Fire Burn and Cauldron Bubble...

I did something today I haven't done in a long, long time.

I played (not DM'ed) a game of Dungeons & Dragons (version 3.5). I played a first level human bard named Flaine Gilgahar (master of the mandolin) and within the course of the game, reached almost to the third level that same 12-hour session, which is quite reasonable.

John Peterson was the DM/host and together with his lovely wife, Audrey, they lavished heaps of food and drink to keep all six of us happy.

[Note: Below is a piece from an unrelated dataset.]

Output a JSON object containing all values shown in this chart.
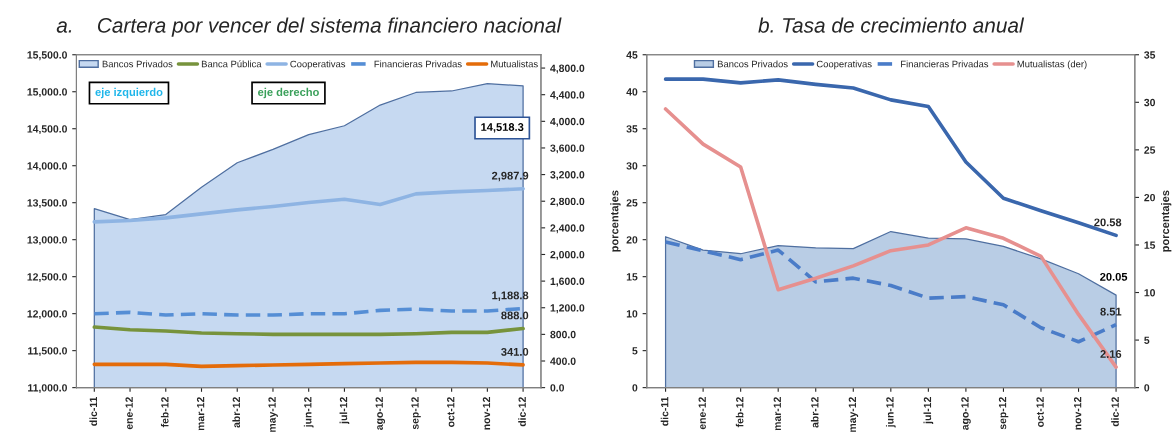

I am bad with names as you may well remember, so to eliminate embarassment I will refer to the party by their characters' names. We had a warforged scout (3' tall), Link, who is an investigator for the city of Cauldron with his celestial leopard companion; Laurel, an elven sorcerer from a prominent family within the same city; Montavi, a rogueish rascal who fronts as a fire safety inspector within Cauldron; Sir Galotte, an aasimar paladin who serves Heironeious; and myself.

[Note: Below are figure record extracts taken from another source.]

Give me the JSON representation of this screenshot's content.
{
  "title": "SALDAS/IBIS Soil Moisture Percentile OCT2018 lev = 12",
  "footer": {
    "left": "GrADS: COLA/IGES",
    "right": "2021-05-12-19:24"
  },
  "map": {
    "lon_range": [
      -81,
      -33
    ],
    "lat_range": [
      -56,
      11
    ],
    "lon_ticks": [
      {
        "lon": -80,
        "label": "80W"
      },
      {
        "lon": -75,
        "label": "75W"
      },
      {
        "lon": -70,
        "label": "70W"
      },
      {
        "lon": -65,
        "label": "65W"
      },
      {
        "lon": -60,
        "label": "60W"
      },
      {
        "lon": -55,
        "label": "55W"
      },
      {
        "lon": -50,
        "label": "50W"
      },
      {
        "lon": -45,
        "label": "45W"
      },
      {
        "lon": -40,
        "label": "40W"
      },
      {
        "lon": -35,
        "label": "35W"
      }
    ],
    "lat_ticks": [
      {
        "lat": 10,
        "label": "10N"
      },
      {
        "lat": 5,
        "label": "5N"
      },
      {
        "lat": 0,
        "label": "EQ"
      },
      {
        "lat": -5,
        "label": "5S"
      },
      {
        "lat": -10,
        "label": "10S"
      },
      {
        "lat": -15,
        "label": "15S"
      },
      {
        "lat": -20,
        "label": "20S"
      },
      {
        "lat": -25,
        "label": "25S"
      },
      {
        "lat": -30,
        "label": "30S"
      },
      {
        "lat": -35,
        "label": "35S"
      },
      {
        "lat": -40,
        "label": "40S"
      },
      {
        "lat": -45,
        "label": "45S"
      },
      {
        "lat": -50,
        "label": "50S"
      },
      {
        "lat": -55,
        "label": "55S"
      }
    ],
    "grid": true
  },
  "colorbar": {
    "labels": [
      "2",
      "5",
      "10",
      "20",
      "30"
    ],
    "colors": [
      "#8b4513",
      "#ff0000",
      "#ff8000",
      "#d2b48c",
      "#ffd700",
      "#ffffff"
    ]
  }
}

We were investigating some strange kidnappings going on in Cauldron. My bard, Flaine, was 'not from around here' and therefore didn't have the edge that most of the others had on inside information, but it made for good roleplaying as I blundered my way about the city. It eventually, after four hours of picking up clues and interviewing subjects, turned into a dungeon crawl after we found the gnome who made all the masterwork locks which all the kidnapped people were using to lock their domiciles, thanks to a cryptic clue told to us by the clergy of St. Cuthbert. After my bard picked up some hints from the gnome locksmith that not all was as it seemed, that he might be in danger, we quickly left his shop and tried to see what might be threatening the gnome upstairs. Just as Mondavi was climbing onto the gnome's shop trying to peek into the second-story window, Sir Galotte shows up and berates us for having the audacity to break into a shop in broad daylight! We explain the situation to him, that there are four orphan children that have been kidnapped and it would behoove him to aid us. He quickly agrees and we then barge into the shop (once more with feeling) find the place empty then go past his curtains to fight a strange demonic creature called a Skulk. As the night progressed, it became evident that the paladin was becoming a 'skulk magnet'. We then cleverly put Link's celestial leopard in front of the party to allay that circumstance. By the end of the night, we had just cleared (almost) the entire first level of the lost gnome city of Jzanidun. We fought off the depradations of: many skulks, a medium-sized monstrous spider, a choker, a grell, a mimic, a ragymuffyn, and lots and lots of traps! Not to mention a convoluted snake of a dungeon! I mean, I have never been involved in a D&D game where even with the Master Map at our fingertips, we still had trouble navigating about the place. I'm still wondering why this was the case, but I think the gnomish joke keys had a lot to do with it. We also encoutered our fair share of lame illusions as well.

Truth be told, I had more fun playing this session than I ever had in recent memory. I hardly knew that twelve hours had elapsed. In most games that I have played in, I am either bored to tears or upset with the rules structure or something just doesn't feel right. But this game was different. What can I say? I had fun, and it certainly seemed that everyone else did as well.

Looking forward to the next game. Now for some well-deserved sleep.